Competitors, independent researchers, and academics who have responded to the discussion will explain how the European plan can work and the mistakes that can be made with it. Objections and objections have been filed as the competition law violates privacy. European Commission spokespeople accepted WIRED’s request for comment but did not respond to questions about Google’s concerns.

From the end of 2022, the Digital Markets Act has allowed European authorities to designate technology companies with large market shares as “waiting“and use these laws to open up their systems and data to their competitors.” Google’s parent company Alphabet, Amazon, Apple, Booking, ByteDance, Meta, and Microsoft are all considered gatekeepers, and their assets—from LinkedIn and TikTok to Instagram and YouTube—are subject to regulation.

Google’s search business, that is comparison making up 90 percent of the global search market, it is not surprising, the only engine that includes rules.

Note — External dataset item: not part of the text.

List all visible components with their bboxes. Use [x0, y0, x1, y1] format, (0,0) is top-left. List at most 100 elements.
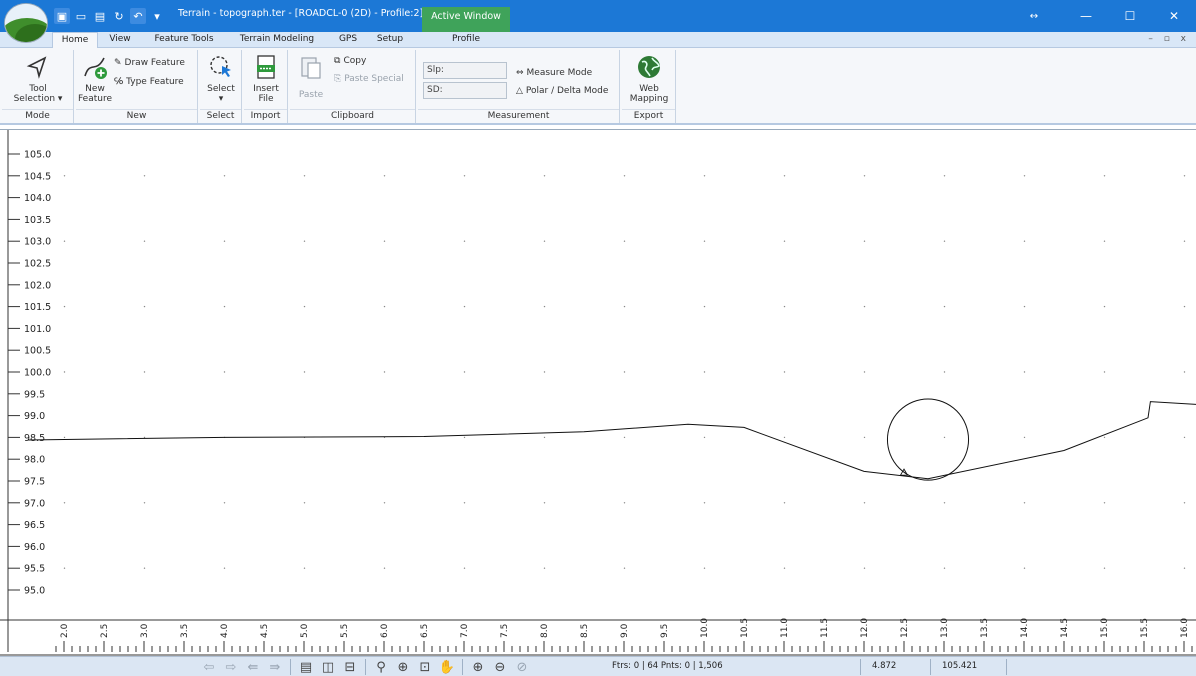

Under DMA, Google they already share some and search engine competition; however, the proposed changes change how this may work.

Plans so much to say Google is required to provide Internet search engines with access to “related” data that Google collects, including “any query” that people enter into Google Search as well as other metadata. In short: what people type into Google. It should also share click data and search results. “This is a unique group that only Google has had for years, and there’s no direct way for any competitor to build or find something similar,” says Alissa Cooper, head of the technology research organization. Knight-Georgetown Institute.